China’s official purchasing managers’ index showed expansion of activity in December, rising to slightly more than the crucial 50 mark that indicates growth.
European figures still pointed to contraction in December, at 46.9, but at a slower pace than November’s 46.4. Activity improved most in Greece, though it remained at low levels, with improvements also seen in Italy, Spain and Germany.
European equities were up sharply, led by a 3 per cent rise in Germany’s Dax index and a 2.4 per cent gain in Italy’s FTSE MIB index - its best performance in nearly a month.
Brazil’s Bovespa index added 0.7 per cent. Most other global equity and bond markets, including Japan and the US, were closed for the New Year’s holiday.
Europe’s regional FTSE Eurofirst 300 index rose 1.1 per cent to its highest level since the end of October. The gain matched the opening day’s performance of the index last year.

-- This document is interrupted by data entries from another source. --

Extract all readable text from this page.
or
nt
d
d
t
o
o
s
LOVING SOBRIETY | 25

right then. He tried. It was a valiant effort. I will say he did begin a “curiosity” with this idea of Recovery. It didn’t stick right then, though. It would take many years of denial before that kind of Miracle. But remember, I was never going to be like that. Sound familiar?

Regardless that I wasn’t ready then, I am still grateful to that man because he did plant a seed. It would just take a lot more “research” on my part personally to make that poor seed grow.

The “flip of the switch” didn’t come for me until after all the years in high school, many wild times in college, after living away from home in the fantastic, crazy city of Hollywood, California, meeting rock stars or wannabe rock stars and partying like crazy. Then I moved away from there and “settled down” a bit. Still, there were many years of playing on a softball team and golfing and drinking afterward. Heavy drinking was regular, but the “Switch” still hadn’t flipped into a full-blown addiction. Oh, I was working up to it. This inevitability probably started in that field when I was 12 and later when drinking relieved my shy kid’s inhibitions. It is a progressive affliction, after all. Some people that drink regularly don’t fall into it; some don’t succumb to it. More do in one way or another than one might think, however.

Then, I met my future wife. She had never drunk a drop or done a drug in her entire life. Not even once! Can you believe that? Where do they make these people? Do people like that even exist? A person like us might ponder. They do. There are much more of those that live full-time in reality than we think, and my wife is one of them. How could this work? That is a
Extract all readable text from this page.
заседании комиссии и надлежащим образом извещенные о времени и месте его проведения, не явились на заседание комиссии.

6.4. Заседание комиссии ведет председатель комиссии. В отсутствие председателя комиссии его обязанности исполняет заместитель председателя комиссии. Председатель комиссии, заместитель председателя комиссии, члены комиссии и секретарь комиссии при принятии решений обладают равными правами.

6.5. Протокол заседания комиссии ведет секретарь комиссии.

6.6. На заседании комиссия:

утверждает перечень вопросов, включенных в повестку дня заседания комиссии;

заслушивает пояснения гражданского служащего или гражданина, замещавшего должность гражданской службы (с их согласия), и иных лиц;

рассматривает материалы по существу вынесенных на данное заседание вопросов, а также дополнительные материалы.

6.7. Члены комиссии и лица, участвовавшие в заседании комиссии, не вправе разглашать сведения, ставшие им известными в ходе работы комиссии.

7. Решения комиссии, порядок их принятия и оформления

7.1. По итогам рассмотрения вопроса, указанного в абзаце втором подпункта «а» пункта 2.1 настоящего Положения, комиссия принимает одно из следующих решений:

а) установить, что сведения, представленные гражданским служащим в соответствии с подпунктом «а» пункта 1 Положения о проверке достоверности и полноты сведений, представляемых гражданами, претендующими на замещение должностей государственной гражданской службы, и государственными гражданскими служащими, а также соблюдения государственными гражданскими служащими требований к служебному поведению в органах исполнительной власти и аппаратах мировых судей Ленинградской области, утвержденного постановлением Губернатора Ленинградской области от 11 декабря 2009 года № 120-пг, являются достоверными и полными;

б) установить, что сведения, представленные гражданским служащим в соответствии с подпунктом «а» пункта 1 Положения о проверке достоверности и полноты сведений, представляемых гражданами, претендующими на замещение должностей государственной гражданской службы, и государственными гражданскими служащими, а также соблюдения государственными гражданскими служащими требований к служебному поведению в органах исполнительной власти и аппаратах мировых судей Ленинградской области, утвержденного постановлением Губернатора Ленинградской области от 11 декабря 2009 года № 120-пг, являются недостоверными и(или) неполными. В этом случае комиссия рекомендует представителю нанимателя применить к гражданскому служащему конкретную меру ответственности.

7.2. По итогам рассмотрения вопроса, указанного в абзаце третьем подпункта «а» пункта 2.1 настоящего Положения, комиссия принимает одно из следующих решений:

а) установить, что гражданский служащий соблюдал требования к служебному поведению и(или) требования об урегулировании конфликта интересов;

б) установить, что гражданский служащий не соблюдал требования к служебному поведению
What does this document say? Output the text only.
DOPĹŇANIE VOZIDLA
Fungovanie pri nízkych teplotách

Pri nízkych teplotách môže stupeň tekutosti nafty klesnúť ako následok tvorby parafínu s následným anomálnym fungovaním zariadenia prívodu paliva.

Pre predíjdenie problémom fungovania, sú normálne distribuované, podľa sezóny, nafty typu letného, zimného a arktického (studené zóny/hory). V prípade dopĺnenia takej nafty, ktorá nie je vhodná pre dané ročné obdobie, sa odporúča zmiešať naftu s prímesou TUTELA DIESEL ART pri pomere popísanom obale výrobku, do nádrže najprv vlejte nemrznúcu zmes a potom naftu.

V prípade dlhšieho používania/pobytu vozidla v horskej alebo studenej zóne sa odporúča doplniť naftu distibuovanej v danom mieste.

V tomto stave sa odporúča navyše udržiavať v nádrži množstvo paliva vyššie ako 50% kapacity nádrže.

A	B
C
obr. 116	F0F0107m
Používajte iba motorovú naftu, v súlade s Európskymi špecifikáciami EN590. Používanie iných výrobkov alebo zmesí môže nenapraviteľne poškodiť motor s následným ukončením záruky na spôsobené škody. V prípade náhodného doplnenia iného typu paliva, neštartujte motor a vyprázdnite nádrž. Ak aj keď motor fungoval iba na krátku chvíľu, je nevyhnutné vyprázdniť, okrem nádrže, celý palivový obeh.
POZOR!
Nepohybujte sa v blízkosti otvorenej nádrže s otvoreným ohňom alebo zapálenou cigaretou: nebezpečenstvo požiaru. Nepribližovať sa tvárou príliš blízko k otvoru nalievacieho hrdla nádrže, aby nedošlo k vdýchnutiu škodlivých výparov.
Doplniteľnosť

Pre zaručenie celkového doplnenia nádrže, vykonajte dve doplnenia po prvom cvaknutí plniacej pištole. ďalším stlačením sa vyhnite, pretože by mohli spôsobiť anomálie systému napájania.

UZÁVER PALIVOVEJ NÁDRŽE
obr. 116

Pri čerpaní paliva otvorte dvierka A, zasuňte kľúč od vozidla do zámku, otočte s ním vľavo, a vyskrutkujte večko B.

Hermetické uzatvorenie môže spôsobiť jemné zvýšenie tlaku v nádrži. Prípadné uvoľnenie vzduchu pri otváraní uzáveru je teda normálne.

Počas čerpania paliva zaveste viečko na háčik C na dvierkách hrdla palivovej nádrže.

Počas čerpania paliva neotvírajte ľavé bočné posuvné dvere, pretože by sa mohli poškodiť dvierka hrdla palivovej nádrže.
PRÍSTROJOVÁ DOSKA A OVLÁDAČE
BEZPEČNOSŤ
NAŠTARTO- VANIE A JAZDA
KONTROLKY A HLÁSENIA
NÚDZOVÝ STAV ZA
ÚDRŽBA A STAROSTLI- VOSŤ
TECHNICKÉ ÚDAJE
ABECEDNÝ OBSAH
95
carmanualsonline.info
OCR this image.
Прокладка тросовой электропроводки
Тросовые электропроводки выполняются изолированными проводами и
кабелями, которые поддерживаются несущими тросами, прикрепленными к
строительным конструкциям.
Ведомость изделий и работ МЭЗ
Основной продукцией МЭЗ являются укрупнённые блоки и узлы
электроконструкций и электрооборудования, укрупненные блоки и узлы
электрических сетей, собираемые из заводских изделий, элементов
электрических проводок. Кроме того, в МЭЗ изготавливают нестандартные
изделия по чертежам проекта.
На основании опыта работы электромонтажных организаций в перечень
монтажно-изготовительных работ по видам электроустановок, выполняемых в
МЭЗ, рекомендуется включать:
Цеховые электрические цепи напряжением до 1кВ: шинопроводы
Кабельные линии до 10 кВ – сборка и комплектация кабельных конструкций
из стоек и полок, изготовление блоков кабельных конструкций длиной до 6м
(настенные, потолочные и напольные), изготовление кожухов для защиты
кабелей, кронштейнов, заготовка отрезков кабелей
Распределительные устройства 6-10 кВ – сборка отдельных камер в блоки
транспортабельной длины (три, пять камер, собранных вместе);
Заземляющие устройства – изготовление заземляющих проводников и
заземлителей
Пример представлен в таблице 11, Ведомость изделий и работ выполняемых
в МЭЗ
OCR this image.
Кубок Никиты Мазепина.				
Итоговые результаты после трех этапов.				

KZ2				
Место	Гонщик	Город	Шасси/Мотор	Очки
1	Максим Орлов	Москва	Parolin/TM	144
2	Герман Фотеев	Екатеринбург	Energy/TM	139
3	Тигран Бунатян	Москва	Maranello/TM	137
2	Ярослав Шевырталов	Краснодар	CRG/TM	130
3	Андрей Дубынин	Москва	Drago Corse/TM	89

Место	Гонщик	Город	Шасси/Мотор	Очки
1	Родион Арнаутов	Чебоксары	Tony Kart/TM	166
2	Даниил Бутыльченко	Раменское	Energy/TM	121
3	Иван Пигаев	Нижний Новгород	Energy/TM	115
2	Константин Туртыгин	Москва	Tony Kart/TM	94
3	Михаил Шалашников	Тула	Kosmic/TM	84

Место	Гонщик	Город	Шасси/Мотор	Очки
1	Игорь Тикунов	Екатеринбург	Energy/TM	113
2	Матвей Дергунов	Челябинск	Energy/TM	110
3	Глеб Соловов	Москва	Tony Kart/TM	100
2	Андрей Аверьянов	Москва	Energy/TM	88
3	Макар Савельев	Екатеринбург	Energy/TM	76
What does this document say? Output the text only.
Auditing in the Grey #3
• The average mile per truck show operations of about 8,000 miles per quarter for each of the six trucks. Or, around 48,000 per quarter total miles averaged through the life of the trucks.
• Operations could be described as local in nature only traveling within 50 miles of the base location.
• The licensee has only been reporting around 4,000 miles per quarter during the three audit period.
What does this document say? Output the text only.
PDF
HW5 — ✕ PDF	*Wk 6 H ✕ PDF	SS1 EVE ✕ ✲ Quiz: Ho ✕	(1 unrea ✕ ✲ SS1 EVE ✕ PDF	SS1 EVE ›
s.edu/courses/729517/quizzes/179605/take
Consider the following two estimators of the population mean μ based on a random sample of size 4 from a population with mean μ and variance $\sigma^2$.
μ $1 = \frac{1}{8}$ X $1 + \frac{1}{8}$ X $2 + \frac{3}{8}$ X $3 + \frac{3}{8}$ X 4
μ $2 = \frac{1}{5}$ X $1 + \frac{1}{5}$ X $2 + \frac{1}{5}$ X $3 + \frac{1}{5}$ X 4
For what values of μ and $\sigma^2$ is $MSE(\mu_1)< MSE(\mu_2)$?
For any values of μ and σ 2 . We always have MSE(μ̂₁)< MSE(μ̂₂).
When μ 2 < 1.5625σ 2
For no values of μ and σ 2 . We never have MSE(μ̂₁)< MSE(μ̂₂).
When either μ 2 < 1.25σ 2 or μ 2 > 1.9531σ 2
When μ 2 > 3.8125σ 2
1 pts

However, fears that government austerity will weigh on growth persisted after a warning by Spain that its budget deficit for 2011 will exceed its target of 6 per cent, rising to 8 per cent. The euro slipped to less than the $1.30 level. Economists said the improved data did not represent a turning point.
“While the December PMI readings improved slightly in relation to October and November, they still seem to indicate,” said economists at Barclays Capital, “that the euro area is currently going through a mild recession.”
Barclays projects a contraction in real eurozone gross domestic product of 0.2 per cent in the first quarter, slightly less than the 0.3 per cent drop in activity in the fourth quarter.
In light trading in government bonds, Italian sovereigns were the best performers. Ten-year yields dropped 13 basis points to 6.81 per cent. Solid demand at an Italian auction of long-term debt last week pushed yields lower, but traders are eyeing $50-billion in refinancing expected this quarter.
A French auction on Thursday will be closely watched. French 10-year yields were up 7bp to 3.19 per cent yesterday, and German benchmark yields rose 7 basis points to 1.89 per cent. Factory data will also remain in focus. The US’s Institute of Supply Management survey for December is to be reported on Tuesday, with a reading of 53.2 expected, up from 52.7 in November.
India on Monday reported its fastest factory activity in six months, although South Korean activity slowed to its worst pace since early 2009.
And China’s official data may dash some hopes for aggressive Chinese monetary policy loosening.
“While growth remained subdued,” said Flemming Nielsen, senior analyst at Danske Bank, “the Chinese economy does not appear to be deteriorating further.”
“With no signs of a sharp deterioration in the economy, we also expect the policy response to be cautious in the coming months.”
Currencies closely linked to resource prices, including the Canadian and Australian dollars, gained at the expense of the US dollar and yen.
Energy commodity markets were closed, while demand for precious metals was stronger. Gold rose 0.3 per cent to $1,567 an ounce, with silver adding 0.1 per cent to $27.86.
U.S. and Chinese monetary policy will be scrutinized this week, as the Federal Reserve publishes its most recent minutes.
“Central banks across the globe are going to continue to keep current levels of monetary expansion in place, while some may expand upon what they already have,” said Eugenio J. Alemán, senior economist at Wells Fargo Securities.